His mother shook her head. “Listen, I know you love football but you got to be realistic now.”

“When are you gonna take some responsibility, Luke?” his father said. “When?”

Maybe he was being irresponsible, but he didn't care. He just
wanted to be good at something again. By June, he was going to the park every day to run drills. CJ couldn't throw a tight spiral but he learned the routes, the sharp angle of a post, the soft curl of a buttonhook. He knew where to put the ball and he joked that if Luke could catch balls thrown by him, he'd be able to grab the ones thrown by a real quarterback. CJ wasn't as bad as he thought, which annoyed Luke; he envied CJ, even with his mediocre talent, because he had a body that worked right, that followed orders without complaint, not one that had splintered apart.

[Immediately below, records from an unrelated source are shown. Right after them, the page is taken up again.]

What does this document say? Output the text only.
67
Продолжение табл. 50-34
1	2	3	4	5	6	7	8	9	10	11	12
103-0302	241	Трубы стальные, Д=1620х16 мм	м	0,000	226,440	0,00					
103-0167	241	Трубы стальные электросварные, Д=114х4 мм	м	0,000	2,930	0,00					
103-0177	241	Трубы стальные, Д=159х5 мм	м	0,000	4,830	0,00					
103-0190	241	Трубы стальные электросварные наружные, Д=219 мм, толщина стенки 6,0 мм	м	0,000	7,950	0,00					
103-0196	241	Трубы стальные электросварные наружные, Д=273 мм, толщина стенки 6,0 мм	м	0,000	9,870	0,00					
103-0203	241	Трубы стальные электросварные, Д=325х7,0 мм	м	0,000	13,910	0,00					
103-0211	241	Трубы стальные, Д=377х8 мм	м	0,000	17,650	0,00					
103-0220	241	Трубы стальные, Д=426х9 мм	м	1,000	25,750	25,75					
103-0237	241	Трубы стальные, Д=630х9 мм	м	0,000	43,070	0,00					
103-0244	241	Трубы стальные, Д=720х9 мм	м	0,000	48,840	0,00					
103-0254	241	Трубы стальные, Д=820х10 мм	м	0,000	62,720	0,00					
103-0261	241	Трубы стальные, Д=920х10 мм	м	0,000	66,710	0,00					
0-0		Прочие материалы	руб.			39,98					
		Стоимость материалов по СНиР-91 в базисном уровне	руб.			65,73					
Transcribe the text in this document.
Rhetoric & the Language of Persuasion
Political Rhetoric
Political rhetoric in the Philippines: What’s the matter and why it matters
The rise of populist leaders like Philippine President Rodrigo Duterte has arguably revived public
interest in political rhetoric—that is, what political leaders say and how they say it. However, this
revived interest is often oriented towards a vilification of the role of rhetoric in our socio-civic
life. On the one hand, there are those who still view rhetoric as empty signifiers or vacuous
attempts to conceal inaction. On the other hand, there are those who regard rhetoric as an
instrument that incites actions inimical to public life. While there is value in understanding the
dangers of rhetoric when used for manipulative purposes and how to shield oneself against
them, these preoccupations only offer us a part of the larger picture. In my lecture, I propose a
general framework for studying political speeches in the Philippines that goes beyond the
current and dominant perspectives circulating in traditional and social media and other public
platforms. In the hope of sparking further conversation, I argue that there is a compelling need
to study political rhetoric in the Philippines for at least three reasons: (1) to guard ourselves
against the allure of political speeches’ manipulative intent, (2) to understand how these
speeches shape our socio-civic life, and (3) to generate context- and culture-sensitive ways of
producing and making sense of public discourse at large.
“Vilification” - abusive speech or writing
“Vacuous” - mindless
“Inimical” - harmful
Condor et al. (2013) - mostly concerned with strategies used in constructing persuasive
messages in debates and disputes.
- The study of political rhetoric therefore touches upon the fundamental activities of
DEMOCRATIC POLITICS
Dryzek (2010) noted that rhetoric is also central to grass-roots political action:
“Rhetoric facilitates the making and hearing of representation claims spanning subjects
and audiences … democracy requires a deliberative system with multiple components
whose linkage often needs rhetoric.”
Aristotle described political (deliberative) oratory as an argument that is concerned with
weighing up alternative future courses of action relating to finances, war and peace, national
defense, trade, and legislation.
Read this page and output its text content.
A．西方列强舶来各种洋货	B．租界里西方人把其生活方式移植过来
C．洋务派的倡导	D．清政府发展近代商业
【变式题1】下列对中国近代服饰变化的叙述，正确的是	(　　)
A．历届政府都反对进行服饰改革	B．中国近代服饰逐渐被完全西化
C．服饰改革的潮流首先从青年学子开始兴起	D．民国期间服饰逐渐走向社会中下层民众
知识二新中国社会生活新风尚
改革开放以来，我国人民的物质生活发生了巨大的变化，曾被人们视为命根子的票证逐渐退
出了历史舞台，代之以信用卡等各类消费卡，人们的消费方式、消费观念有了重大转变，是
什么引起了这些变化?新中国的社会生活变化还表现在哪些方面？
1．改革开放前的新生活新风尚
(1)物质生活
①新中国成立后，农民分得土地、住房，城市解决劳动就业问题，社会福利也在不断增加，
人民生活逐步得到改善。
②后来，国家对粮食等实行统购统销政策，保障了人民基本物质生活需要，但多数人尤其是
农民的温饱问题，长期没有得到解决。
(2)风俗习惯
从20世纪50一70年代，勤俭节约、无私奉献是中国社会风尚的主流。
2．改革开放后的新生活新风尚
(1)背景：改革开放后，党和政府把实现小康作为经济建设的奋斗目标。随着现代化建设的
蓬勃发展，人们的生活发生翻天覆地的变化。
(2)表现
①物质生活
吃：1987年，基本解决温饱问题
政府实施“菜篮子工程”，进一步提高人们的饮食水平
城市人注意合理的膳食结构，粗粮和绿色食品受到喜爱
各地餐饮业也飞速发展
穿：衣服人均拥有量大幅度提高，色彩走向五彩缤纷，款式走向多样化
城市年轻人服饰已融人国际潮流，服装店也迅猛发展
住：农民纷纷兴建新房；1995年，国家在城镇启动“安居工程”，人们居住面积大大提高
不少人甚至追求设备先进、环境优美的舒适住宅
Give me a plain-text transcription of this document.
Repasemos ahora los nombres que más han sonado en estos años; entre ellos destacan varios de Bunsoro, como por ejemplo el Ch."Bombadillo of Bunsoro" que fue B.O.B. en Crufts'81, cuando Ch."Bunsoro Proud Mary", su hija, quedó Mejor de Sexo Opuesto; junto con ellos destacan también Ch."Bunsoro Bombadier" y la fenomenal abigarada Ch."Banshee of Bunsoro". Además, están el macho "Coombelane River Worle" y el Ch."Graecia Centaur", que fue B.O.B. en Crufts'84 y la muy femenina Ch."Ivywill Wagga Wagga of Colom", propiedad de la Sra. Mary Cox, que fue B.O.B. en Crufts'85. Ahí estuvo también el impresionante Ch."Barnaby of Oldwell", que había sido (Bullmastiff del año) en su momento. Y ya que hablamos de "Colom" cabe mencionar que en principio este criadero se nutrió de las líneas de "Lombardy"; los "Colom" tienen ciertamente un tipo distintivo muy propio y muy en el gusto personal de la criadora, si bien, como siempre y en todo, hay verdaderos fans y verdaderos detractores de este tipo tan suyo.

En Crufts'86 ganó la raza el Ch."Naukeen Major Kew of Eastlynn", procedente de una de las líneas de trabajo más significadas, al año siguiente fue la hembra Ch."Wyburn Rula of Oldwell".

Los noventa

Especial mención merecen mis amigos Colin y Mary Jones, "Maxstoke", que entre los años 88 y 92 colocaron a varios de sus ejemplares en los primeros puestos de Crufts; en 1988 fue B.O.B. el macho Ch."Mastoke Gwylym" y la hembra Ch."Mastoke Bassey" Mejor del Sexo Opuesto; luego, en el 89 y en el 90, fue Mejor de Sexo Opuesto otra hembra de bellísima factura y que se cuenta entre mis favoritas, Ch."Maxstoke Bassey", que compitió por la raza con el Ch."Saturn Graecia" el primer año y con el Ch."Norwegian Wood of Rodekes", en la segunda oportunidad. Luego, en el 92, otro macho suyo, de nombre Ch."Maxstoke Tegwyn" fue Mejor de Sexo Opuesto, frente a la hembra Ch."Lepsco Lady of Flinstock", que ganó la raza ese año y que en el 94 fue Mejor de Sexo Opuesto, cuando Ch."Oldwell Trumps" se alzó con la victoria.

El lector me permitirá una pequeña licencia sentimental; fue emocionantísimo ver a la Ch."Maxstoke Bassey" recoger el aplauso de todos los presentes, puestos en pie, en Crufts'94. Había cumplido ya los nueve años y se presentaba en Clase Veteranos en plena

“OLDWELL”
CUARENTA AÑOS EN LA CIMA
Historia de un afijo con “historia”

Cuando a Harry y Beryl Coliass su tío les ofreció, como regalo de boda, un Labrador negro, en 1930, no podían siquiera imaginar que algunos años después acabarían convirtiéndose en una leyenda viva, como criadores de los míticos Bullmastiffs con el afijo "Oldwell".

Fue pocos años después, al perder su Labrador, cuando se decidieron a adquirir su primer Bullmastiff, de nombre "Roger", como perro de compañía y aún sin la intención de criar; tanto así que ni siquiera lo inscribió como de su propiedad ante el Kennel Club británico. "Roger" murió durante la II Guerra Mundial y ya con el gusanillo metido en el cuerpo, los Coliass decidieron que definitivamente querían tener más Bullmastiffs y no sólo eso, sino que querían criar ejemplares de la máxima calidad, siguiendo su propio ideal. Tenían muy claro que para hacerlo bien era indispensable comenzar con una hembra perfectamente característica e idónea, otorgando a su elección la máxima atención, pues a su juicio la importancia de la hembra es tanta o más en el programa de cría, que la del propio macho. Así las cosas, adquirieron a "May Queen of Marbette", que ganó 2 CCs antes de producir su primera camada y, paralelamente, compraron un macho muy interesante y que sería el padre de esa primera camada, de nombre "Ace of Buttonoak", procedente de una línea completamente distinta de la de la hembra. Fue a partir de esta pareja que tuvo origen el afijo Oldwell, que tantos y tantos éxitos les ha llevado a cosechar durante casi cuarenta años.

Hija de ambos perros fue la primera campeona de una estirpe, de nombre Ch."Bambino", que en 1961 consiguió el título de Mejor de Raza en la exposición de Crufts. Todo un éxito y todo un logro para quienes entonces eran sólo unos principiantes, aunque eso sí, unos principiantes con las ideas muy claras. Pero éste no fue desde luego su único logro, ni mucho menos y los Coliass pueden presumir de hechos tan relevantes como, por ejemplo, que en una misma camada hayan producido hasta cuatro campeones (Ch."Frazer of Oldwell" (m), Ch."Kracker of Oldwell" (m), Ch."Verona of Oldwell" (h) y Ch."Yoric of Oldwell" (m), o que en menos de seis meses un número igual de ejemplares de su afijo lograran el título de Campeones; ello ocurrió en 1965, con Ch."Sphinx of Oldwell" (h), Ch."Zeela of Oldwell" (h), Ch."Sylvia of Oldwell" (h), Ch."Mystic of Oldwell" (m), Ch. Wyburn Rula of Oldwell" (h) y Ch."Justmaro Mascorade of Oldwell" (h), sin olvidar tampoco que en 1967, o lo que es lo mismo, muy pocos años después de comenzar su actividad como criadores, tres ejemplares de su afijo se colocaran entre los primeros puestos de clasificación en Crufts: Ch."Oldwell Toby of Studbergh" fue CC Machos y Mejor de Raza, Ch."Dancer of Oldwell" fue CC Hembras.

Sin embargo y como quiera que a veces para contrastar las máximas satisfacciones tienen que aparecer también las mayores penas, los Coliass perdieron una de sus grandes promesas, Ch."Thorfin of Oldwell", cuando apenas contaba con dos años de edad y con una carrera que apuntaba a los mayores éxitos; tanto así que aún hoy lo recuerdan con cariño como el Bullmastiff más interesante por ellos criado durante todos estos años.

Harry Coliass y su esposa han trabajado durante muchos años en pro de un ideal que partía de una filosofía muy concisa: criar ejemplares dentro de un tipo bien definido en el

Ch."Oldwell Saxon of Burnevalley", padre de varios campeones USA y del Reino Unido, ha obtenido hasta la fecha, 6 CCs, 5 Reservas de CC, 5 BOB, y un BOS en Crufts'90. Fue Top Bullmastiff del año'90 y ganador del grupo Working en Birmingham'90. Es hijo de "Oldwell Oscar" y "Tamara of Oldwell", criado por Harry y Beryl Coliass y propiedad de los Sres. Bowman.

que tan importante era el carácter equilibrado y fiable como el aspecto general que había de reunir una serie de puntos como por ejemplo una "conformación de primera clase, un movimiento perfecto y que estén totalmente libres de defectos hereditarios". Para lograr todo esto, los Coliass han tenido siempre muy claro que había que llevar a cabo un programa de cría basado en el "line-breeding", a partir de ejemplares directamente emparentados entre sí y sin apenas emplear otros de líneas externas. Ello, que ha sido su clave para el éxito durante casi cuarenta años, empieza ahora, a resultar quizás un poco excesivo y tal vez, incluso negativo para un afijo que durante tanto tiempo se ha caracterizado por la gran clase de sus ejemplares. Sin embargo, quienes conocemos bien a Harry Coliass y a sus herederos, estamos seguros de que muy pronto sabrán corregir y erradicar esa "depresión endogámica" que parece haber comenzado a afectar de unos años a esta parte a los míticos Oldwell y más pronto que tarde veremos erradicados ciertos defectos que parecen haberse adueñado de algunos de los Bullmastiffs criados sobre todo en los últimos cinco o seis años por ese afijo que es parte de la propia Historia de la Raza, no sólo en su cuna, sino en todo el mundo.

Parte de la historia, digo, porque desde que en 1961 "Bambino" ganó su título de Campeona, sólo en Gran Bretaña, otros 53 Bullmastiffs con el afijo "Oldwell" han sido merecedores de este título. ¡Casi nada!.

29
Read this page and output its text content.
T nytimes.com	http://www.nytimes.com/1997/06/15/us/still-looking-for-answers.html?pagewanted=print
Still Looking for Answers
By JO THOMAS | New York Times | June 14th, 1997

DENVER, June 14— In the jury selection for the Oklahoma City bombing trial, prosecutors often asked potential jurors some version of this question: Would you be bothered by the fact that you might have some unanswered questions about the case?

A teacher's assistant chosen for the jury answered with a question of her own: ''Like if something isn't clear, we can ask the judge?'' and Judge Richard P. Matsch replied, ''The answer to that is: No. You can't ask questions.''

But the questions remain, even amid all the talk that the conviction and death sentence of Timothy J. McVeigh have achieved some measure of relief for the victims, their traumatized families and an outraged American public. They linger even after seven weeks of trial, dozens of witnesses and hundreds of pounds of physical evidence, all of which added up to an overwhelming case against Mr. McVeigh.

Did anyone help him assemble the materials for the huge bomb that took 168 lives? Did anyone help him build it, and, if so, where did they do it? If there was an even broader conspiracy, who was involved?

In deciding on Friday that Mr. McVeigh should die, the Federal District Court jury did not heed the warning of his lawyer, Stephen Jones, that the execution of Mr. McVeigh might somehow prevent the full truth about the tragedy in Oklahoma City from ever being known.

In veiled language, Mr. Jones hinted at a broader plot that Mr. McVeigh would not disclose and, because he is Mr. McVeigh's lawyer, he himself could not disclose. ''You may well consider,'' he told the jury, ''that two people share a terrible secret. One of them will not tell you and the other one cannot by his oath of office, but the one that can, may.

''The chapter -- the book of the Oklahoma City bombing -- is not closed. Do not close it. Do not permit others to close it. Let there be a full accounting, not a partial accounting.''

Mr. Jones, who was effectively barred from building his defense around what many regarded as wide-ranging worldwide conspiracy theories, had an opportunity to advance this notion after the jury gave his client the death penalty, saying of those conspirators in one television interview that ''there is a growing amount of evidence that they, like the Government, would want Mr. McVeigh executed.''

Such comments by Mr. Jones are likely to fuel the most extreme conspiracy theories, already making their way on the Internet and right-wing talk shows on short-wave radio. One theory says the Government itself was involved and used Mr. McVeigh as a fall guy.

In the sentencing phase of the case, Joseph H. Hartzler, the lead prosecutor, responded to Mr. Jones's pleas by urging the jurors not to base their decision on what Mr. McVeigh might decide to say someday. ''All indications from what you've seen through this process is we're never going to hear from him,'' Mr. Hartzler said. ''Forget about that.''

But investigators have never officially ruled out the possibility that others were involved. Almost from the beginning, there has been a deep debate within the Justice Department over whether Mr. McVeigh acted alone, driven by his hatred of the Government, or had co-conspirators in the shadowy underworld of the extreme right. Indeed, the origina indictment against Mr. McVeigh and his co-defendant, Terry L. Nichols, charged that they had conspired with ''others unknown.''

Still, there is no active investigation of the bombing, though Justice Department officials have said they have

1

“I'm slow as shit, man,” he said, huffing.

“I mean, you fucked up your leg.” CJ plopped on the grass in his gray gym shorts from high school, which still had his name written on the thigh in marker. “It's gonna take some time.”

“Ain't got time,” Luke said. “Let's go again.”

After evening workouts, he bought CJ a beer and they drank outside Hosie's, watching girls in bikinis trail in from the beach, sand clinging to their legs.

“You still talk to your girl?” CJ asked one night.

Luke took a sip of lukewarm beer, always slow, tiny sips, wanting to make it last.

“Who?” he said.

“That high school chick you was fuckin' with.”